Ken came by and first ate his dinner - Burger King I think, two small burgers and some fries. I taxed him one fry. He then wrote out my check - $350 this time, "Because we haven't been doing so well".  Which is OK with me, I'm not spending on booze any more and I'll have our numbers back up in time. Besides, I mentioned to Ken, our "not doing well" means making $7k a month as a rolling average, while when it was really bad over a year ago, we were down in the 3's and 4's. 
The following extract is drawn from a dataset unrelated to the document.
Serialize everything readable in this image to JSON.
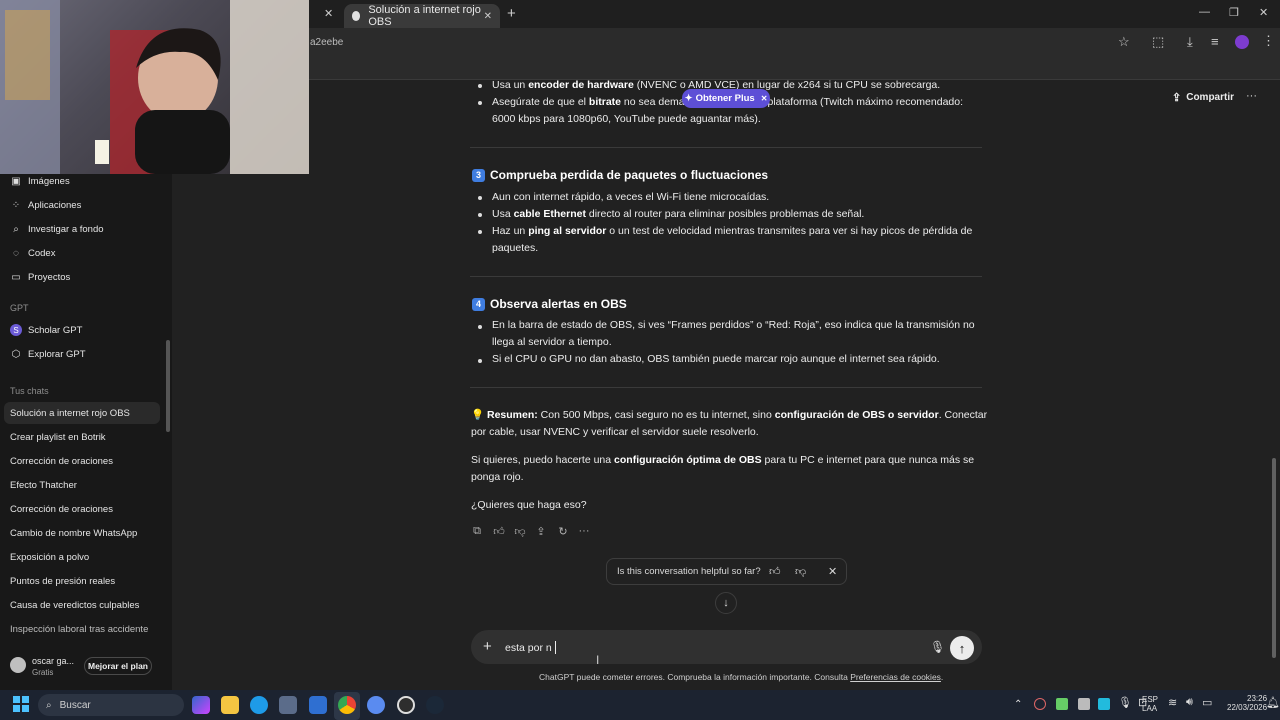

Then we talked and this time a lot of it was about restaurants and food. And we talked about boozing a bit, and I mentioned that a heavy, habitual drinker like I'd been, could really not even go back to one beer a day even if I could practice moderation which it's pretty well proven I can't. I said he (Ken) had probably not been really stinkin' drunk more than a few times, and he mentioned once in Italy when he was working over in Europe. I recalled a time in Munich, myself. I said I figure I've almost certainly got fatty liver, which will heal itself as long as I never drink even a capful again. And that his (Ken's) son P. needs to be careful of going down the same road as I know P. likes to drink. It only takes stepping into the bathroom P. and I share when I'm over at Ken's, awash in P.'s drunken pee, to know this. I didn't remind Ken of that last bit though. 

Ken said P. is now getting into diabetes and is on metformin and some other drug. I said I'm hoping as things normalize there will be those free diabetes screenings there used to be, which I believe measure one's A1C and that I almost might be able to get such a test at CVS or somewhere. P. could turn that diabetes around if he'd just stop drinking, get off sugar and carbs, and get into walking or swimming. "Things that will never happen for $200, Alex". This is also something I didn't say to Ken. 

I also showed Ken some pictures from online and explained that wondrous phenomenon called ascites and how I'm pretty sure Tom Price has it. I said that in the past when I'd quit, it'd been trying to approach it emotionally and that's what AA does and in fact most "popular" entreaties for the public to stop drinking so damn much. But that's not really worked for me. What I think will work is what I've been doing, digging into medical lectures aimed at doctors and medical students that really show that alcoholism isn't just a matter of making your mother sad, but is something that does great damage to all these systems in the body. In other words facts over feels. I said that while AA is like the Holy Rollers, I like to think I'm more like St. Thomas Aquinas, who valued reason over emotion. 

We were eventually talked out, and he took off. I tried to make at least a close approximation of shrimp kung pao and considering the lack of certain ingredients and it being my first try, it came out every well. I was just toasting the peanuts when Ken called to ask me to look around the front of the building for his drug box. I looked, not there. He had me look in the boxes he'd brought - nope. He said he may have left it at work - his day job. I had a mouthful of my spicy shrimpy concoction in my mouth when he called - yep, the drug box had been left at his desk. I said it's great news because I'd done a little more looking around here. 

This place here is really just a side line, and Ken's main places are his house of course and his day job where he's got three different labs. I've been there and it's impressive. The thing with Ken is, he knows so much over such a wide area, and if one of the other engineers there has a problem Ken will pitch right in and help them. He's a real team player. He's like that with his family and friends too. He'll help ya if he can. He's offered to drive me to vaccination sites most recently, but he's always helping or offering to help. And in return when he's doing things here I pitch in as well as I can. It's as often adding my thinking as my physical strength so it's not hard.